Stratego seeks to emulate Napoleonic Wars of attrition, featuring a constrained map where pieces move one square at a time and the main approach to your enemy is three two-square wide channels with impassable lakes or the board edge to the left and right.
The victory conditions in Stratego are simple- kill every piece your enemy has that can move (Flags and Bombs are immobile), or capture the enemy's flag.
Stratego is a meat grinder. The strength of pieces is known only to their player- and all pieces are rated on a 10-point scale for strength. In older versions, smaller numbers were stronger, much like AC in 2ed AD&D (Which I'll use here). You can only discover the strength of opposing forces by attacking- a risky venture as discovering that you just walked your 7 into your opponent's 2 means losing the 7. Ties result in both pieces dying in a Pyrrhic Victory.
My family generally played with the following understanding:
- Scouts (9) can move and attack in the same turn
- Bombs destroy any attacking piece that is not a Miner (8). When attacked by a Miner the Bomb is removed. Bombs are not removed upon killing attacking pieces.
- Victorious attacking pieces advance into the square of the defeated piece
- Victorious defending pieces do not advance into the square of a defeated attacking piece
- Moving a non-scout piece to the far end of the board (similar to a pawn advancing in chess) allows you to rescue a formerly captured piece, which is placed on your starting side of the field. This may be done 3x per game, but each individual piece may only rescue once.
But, Sharon and I didn't read the rules closely enough, because there's this cool piece called the Spy.

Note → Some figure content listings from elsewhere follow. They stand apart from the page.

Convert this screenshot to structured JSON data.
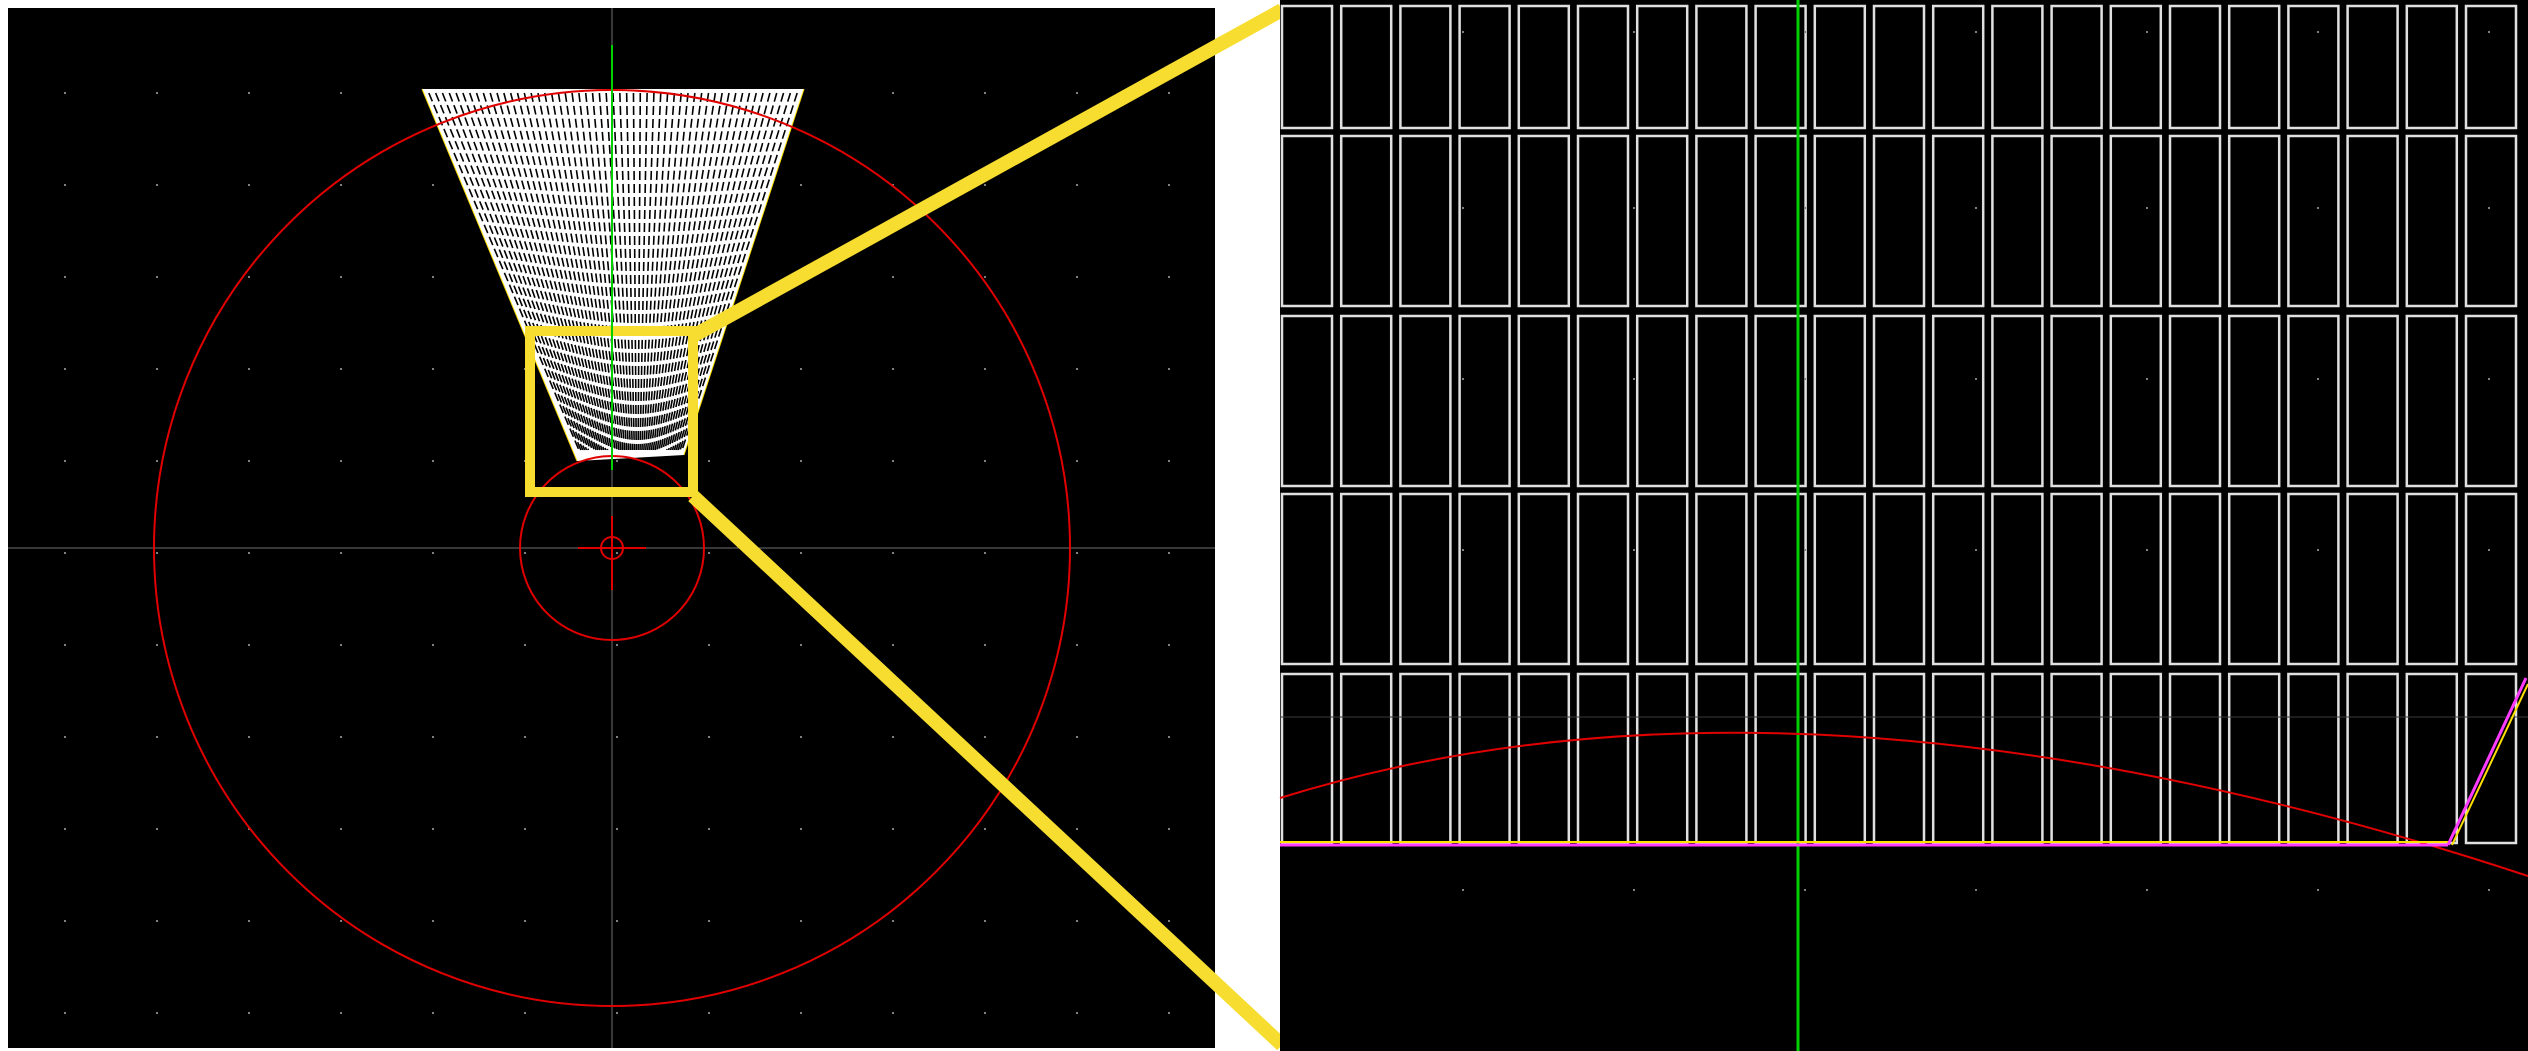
{
  "colors": {
    "canvas_background": "#000000",
    "page_background": "#ffffff",
    "boundary_circle": "#e00000",
    "axis_vertical": "#00d000",
    "axis_horizontal": "#707070",
    "grid_dot": "#808080",
    "wedge_fill": "#ffffff",
    "wedge_lines": "#000000",
    "cell_outline": "#e0e0e0",
    "zoom_box": "#f7dd2f",
    "edge_line_magenta": "#ff3cff",
    "edge_line_yellow": "#ffe000"
  },
  "views": {
    "overview": {
      "icon": "layout-overview-canvas"
    },
    "zoom": {
      "icon": "layout-zoom-canvas"
    }
  }
}
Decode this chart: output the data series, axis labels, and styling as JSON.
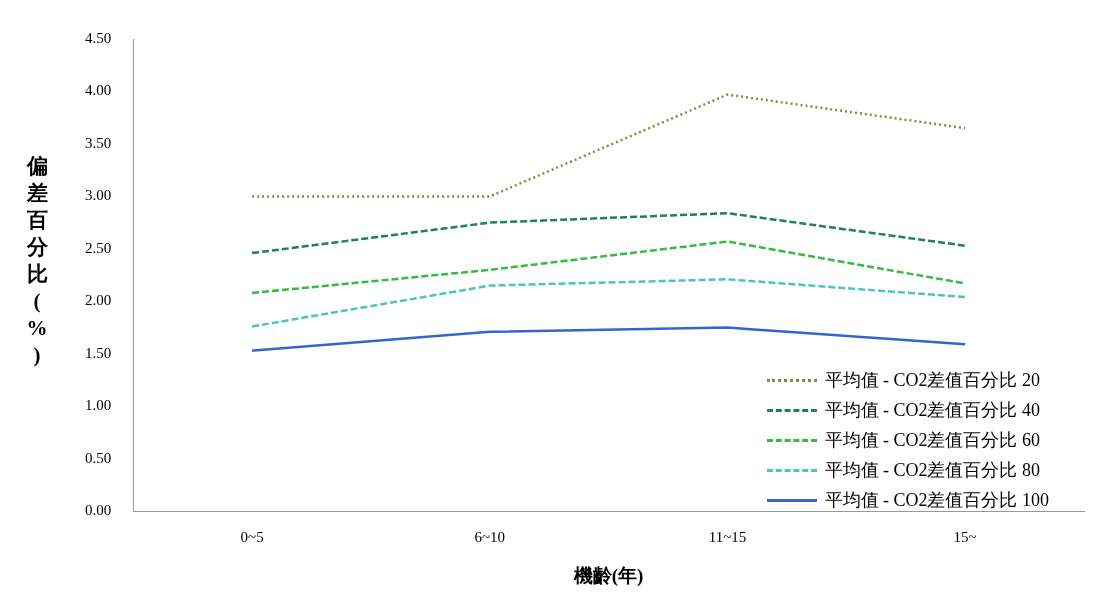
{
  "chart_data": {
    "type": "line",
    "xlabel": "機齡(年)",
    "ylabel": "偏差百分比(%)",
    "categories": [
      "0~5",
      "6~10",
      "11~15",
      "15~"
    ],
    "series": [
      {
        "name": "平均值 - CO2差值百分比 20",
        "color": "#77933c",
        "line_style": "dotted",
        "values": [
          3.0,
          3.0,
          3.97,
          3.65
        ]
      },
      {
        "name": "平均值 - CO2差值百分比 40",
        "color": "#1f7f5f",
        "line_style": "dashed",
        "values": [
          2.46,
          2.75,
          2.84,
          2.53
        ]
      },
      {
        "name": "平均值 - CO2差值百分比 60",
        "color": "#33bb44",
        "line_style": "dashed",
        "values": [
          2.08,
          2.3,
          2.57,
          2.17
        ]
      },
      {
        "name": "平均值 - CO2差值百分比 80",
        "color": "#4bc6b5",
        "line_style": "dashed",
        "values": [
          1.76,
          2.15,
          2.21,
          2.04
        ]
      },
      {
        "name": "平均值 - CO2差值百分比 100",
        "color": "#3366cc",
        "line_style": "solid",
        "values": [
          1.53,
          1.71,
          1.75,
          1.59
        ]
      }
    ],
    "ylim": [
      0,
      4.5
    ],
    "yticks": [
      {
        "value": 0,
        "label": "0.00"
      },
      {
        "value": 0.5,
        "label": "0.50"
      },
      {
        "value": 1,
        "label": "1.00"
      },
      {
        "value": 1.5,
        "label": "1.50"
      },
      {
        "value": 2,
        "label": "2.00"
      },
      {
        "value": 2.5,
        "label": "2.50"
      },
      {
        "value": 3,
        "label": "3.00"
      },
      {
        "value": 3.5,
        "label": "3.50"
      },
      {
        "value": 4,
        "label": "4.00"
      },
      {
        "value": 4.5,
        "label": "4.50"
      }
    ],
    "grid": false,
    "legend": "bottom right",
    "marker": "none"
  }
}
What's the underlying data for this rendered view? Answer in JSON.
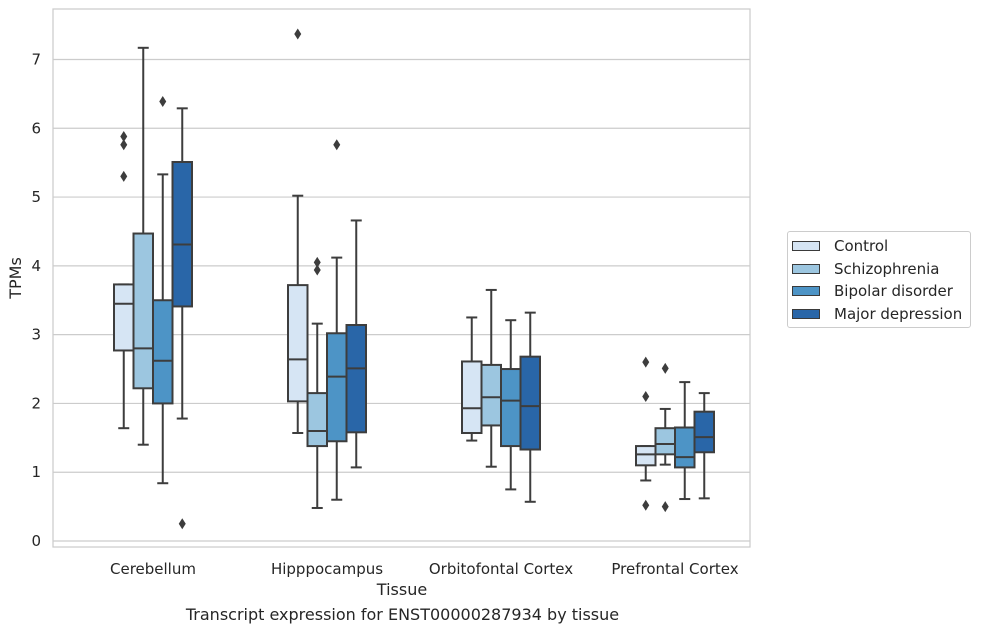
{
  "chart_data": {
    "type": "box",
    "title": "",
    "caption": "Transcript expression for ENST00000287934 by tissue",
    "xlabel": "Tissue",
    "ylabel": "TPMs",
    "ylim": [
      -0.1,
      7.75
    ],
    "yticks": [
      0,
      1,
      2,
      3,
      4,
      5,
      6,
      7
    ],
    "grid": "horizontal",
    "legend_position": "right",
    "categories": [
      "Cerebellum",
      "Hipppocampus",
      "Orbitofontal Cortex",
      "Prefrontal Cortex"
    ],
    "series": [
      {
        "name": "Control",
        "color": "#d6e5f4",
        "boxes": [
          {
            "whisker_low": 1.64,
            "q1": 2.77,
            "median": 3.45,
            "q3": 3.73,
            "whisker_high": 3.73,
            "outliers": [
              5.3,
              5.76,
              5.88
            ]
          },
          {
            "whisker_low": 1.57,
            "q1": 2.03,
            "median": 2.64,
            "q3": 3.72,
            "whisker_high": 5.02,
            "outliers": [
              7.37
            ]
          },
          {
            "whisker_low": 1.46,
            "q1": 1.57,
            "median": 1.93,
            "q3": 2.61,
            "whisker_high": 3.25,
            "outliers": []
          },
          {
            "whisker_low": 0.88,
            "q1": 1.1,
            "median": 1.26,
            "q3": 1.38,
            "whisker_high": 1.38,
            "outliers": [
              0.52,
              2.1,
              2.6
            ]
          }
        ]
      },
      {
        "name": "Schizophrenia",
        "color": "#9cc6e0",
        "boxes": [
          {
            "whisker_low": 1.4,
            "q1": 2.22,
            "median": 2.8,
            "q3": 4.47,
            "whisker_high": 7.17,
            "outliers": []
          },
          {
            "whisker_low": 0.48,
            "q1": 1.38,
            "median": 1.6,
            "q3": 2.15,
            "whisker_high": 3.16,
            "outliers": [
              3.94,
              4.05
            ]
          },
          {
            "whisker_low": 1.08,
            "q1": 1.68,
            "median": 2.09,
            "q3": 2.56,
            "whisker_high": 3.65,
            "outliers": []
          },
          {
            "whisker_low": 1.11,
            "q1": 1.26,
            "median": 1.41,
            "q3": 1.64,
            "whisker_high": 1.92,
            "outliers": [
              0.5,
              2.51
            ]
          }
        ]
      },
      {
        "name": "Bipolar disorder",
        "color": "#4d94c6",
        "boxes": [
          {
            "whisker_low": 0.84,
            "q1": 2.0,
            "median": 2.62,
            "q3": 3.5,
            "whisker_high": 5.33,
            "outliers": [
              6.39
            ]
          },
          {
            "whisker_low": 0.6,
            "q1": 1.45,
            "median": 2.39,
            "q3": 3.02,
            "whisker_high": 4.12,
            "outliers": [
              5.76
            ]
          },
          {
            "whisker_low": 0.75,
            "q1": 1.38,
            "median": 2.04,
            "q3": 2.5,
            "whisker_high": 3.21,
            "outliers": []
          },
          {
            "whisker_low": 0.61,
            "q1": 1.07,
            "median": 1.22,
            "q3": 1.65,
            "whisker_high": 2.31,
            "outliers": []
          }
        ]
      },
      {
        "name": "Major depression",
        "color": "#2966a8",
        "boxes": [
          {
            "whisker_low": 1.78,
            "q1": 3.41,
            "median": 4.31,
            "q3": 5.51,
            "whisker_high": 6.29,
            "outliers": [
              0.25
            ]
          },
          {
            "whisker_low": 1.07,
            "q1": 1.58,
            "median": 2.51,
            "q3": 3.14,
            "whisker_high": 4.66,
            "outliers": []
          },
          {
            "whisker_low": 0.57,
            "q1": 1.33,
            "median": 1.96,
            "q3": 2.68,
            "whisker_high": 3.32,
            "outliers": []
          },
          {
            "whisker_low": 0.62,
            "q1": 1.29,
            "median": 1.51,
            "q3": 1.88,
            "whisker_high": 2.15,
            "outliers": []
          }
        ]
      }
    ]
  }
}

At the top of the Stratego foodchain, you have the Marshall (1). The Marshall is a force of nature, capable of cutting down swathes of troops, only challenged by Bombs and the enemy Marshall in the absence of the Spy.
The Spy is squishy, and dies to any attack, while also dying when attacking other pieces. But, if the Spy Attacks the Marshall first, the Marshall dies. At that point the Spy can just sit around body blocking, preventing Scouts from blazing across the battlefield and taking unprotected flags, or something I guess.
But Sharon and I didn't understand the rules that way. We'd unknowingly played with a much deadlier set of rules:
If the Spy Attacks, it wins (except against bombs). If the Spy is attacked, it dies.
But Sharon and I didn't understand the rules that way. We'd unknowingly played with a much deadlier set of rules:
If the Spy Attacks, it wins (except against bombs). If the Spy is attacked, it dies.
This made a game that was already a stark look at attrition and added a game of monstrous glass cannon chicken into the mix as well. The spy could annihilate and cut through an opposing enemy army, but any scout could quickly end its reign. Attacking the wrong bait could cause the Spy to advance into the defeated piece's space and fall victim to a piece lying in wait.
Previously, the Spy was best used hidden, unobtrusively placed to sneak out and get the drop on the Marshall, a contingency to the piece in the game meant to be a force of destruction.
With our rule, what was an elegant and subtle duel became a frantic dance to find an opening that would allow for taking out one of the deadly duo, without losing half of your own in the process.
Now that I'm significantly older, I've played Stratego with both sets of rules. As far as screwing up rules go, the unintentional change we made to the Spy wasn't game-breaking, unlike the scores people who never ran auctions for unpurchased Monopoly properties (let alone the insanity of allowing free parking to accumulate a pool of money).
I'd say that this rules botch is a viable rules variant. It can overall speed the time a game of Stratego takes because of the rapid death experienced by armies as the deadly duo comes through town, and it simplifies the Spy's role by making its interactions with other pieces more universal. Highly suggested when playing with young kids looking for a more action-packed board game.